Ascolto i loro passi pesanti sul velluto mentre zia Eugenia mi abbraccia e piange sulla mia spalla. Allora non
riesco a sentire più niente, è come se tutti fossero a poco a poco liberi da un gioco del silenzio protrattosi oltre l’intervallo scolastico. È un pianto femminile che si modula dal lamento all’isteria, si sposta da una spalla
all’altra, si privatizza negli abbracci. Molti signori, amici della nonna, preferiscono avvicinarsi a me, darmi
una pacca ancora unta d’olio sulle scapole. Forse perché io non piango sembra più semplice consolarmi. Non
metto a disagio.
«È una liberazione, soffriva così tanto» è la frase canonica che mi rivolgono, io annuisco e mi do da fare
come sempre, porto bicchieri d’acqua e kleenex; faccio una telefonata dopo l’altra. Ripeto a tutti che la sua
ultima volontà è stata una bottiglietta d’acqua Perrier. «Noi gliel’abbiamo procurata» racconto, «ma poi non
è neanche riuscita a berne un sorso» e dall’altro capo del telefono ridono, con compostezza, e poi subito si
mettono a piangere.
Un paio d’ore dopo se ne sono andati quasi tutti e restiamo solo io, mamma e zia Eugenia. È allora che
decido di salire al piano di sopra per salutare nonna. Mamma ha commentato: «È morta tranquilla, serena in
volto». Non appena la vedo capisco esattamente cosa intende camuffare la gente quando dice così. Le si sono
rilassati tutti i muscoli della faccia e ora c’è pelle in eccedenza dappertutto, come sul gomito di un braccio
disteso. “Serena” non è l’aggettivo adatto, penso. È morta vecchia.

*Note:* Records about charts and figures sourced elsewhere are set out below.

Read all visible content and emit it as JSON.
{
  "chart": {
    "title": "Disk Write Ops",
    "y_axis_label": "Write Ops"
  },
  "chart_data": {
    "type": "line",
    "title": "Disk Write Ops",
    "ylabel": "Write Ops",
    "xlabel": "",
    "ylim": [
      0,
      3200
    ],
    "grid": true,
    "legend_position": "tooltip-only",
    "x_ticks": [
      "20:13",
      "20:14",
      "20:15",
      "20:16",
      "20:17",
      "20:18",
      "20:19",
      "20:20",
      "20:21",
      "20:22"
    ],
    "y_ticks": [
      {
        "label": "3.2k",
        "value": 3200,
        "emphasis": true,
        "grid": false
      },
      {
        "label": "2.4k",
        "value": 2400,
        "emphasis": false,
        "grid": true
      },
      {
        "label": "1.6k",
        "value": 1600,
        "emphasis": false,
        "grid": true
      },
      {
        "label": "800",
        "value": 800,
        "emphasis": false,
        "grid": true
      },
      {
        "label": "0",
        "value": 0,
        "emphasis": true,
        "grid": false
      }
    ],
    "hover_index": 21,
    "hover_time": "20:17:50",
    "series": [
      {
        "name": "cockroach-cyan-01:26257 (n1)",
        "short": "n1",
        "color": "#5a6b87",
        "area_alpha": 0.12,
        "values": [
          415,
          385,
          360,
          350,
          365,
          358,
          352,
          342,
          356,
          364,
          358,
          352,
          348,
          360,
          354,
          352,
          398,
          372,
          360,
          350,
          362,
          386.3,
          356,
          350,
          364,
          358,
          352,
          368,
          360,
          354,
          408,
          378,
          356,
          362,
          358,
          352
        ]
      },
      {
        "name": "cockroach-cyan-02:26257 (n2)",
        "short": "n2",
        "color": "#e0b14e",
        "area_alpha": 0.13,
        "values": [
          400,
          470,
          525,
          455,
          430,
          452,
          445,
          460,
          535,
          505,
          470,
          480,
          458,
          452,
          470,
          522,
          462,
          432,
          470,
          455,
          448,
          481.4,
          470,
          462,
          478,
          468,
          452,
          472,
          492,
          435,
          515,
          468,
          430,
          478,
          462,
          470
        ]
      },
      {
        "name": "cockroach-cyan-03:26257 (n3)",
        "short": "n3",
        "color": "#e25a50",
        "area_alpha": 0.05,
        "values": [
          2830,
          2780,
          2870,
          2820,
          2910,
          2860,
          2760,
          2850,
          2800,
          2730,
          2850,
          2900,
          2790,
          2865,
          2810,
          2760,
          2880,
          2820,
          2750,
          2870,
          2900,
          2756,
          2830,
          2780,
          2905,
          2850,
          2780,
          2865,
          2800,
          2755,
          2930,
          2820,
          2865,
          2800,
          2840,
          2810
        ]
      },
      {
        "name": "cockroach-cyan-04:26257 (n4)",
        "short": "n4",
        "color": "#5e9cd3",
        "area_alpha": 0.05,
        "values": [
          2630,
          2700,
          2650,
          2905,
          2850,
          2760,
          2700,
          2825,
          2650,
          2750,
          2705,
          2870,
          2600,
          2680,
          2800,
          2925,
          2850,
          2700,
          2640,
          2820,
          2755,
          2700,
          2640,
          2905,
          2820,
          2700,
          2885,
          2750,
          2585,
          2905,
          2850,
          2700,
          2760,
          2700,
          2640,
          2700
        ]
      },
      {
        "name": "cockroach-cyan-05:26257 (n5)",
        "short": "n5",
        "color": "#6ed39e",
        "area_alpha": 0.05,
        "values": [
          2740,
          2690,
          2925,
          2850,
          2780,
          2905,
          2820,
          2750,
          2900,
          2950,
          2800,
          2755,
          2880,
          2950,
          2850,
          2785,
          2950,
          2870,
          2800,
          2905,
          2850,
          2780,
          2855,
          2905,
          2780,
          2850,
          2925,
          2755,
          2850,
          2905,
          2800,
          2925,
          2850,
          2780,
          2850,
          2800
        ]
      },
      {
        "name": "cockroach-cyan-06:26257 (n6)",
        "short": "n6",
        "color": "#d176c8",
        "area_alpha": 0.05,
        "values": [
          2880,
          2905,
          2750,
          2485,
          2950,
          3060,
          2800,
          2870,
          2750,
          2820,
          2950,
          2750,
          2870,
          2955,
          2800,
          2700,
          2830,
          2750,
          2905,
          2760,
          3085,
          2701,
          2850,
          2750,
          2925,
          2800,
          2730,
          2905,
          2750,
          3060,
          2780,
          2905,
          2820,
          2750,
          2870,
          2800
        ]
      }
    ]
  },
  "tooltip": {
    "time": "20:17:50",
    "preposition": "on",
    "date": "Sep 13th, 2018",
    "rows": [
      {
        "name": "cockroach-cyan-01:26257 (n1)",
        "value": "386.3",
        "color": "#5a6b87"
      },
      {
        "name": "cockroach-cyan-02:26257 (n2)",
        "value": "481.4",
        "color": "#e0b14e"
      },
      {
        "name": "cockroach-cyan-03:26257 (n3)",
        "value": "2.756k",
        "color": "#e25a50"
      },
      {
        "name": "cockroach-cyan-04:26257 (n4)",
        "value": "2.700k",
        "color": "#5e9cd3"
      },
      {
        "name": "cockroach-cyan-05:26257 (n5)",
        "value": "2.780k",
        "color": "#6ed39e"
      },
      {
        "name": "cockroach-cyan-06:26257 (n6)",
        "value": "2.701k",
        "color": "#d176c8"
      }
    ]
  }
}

Dopo è successo questo. Ci sono stati i funerali (sabato, alle nove del mattino), le condoglianze e i fiori, ci
sono stati nuovi abbracci con gli amici e altri abbracci con i parenti che avevano aspettato insieme a noi che
morisse la nonna Betty. Sono venuti anche Ninin e Patmeenij a salutarla. Un’amica di mamma, fuori dalla
chiesa, ha assicurato che cercherà di pubblicare su «Vanity Fair» del prossimo mese un articolo sulla nonna e
la Rose Garden.
Dopo il funerale io e mamma siamo andate nell’appartamento a sistemare le sue cose e, mentre gettavo via
mutande e reggiseni, ho trovato in fondo al cassetto un paio di collant color castoro che non le avevo mai
visto addosso, e un fazzoletto di seta beige chiuso come un fagottino, gli angoli a formare delle piccole orecchie da coniglio. Dentro c’erano alcune caramelle colorate mezze mangiucchiate, dei fichi secchi e un foglio
ripiegato fino a farlo diventare un minuscolo quadrato di carta. L’ho aperto: era il disegno di un abito molto
elaborato, e bellissimo.
C’era scritto: “Collezione Ludovica, Rose Garden 2009”. Era dedicato a me, era per me. Non l’ho fatto vedere
alla mamma, le ho solo spiegato che pensavo di tenere io gli abiti di nonna e il tappeto d’orso. Poi le ho detto
di andare a casa nostra, a riposarsi, e non appena sono rimasta sola mi sono seduta davanti allo specchio
della toletta, ho aperto il cassetto e tirato fuori la spazzola d’argento. Tra i denti c’erano alcuni fili di capelli attorcigliati. Piccole scaglie di cute ricoprivano il cuscinetto bianco della spazzola. Ho srotolato qualche capello
dai dentini e ho sbattuto la spazzola sul palmo della mia mano per far cadere quello che era rimasto di lei:
lustrini di pelle trasparente. Ho messo tutto dentro il foulard, che ho richiuso alla sua maniera, a coniglietto.
L’ho infilato nella tasca destra dei jeans e sono uscita dalla stanza, stringendo con la mano il mio bottino.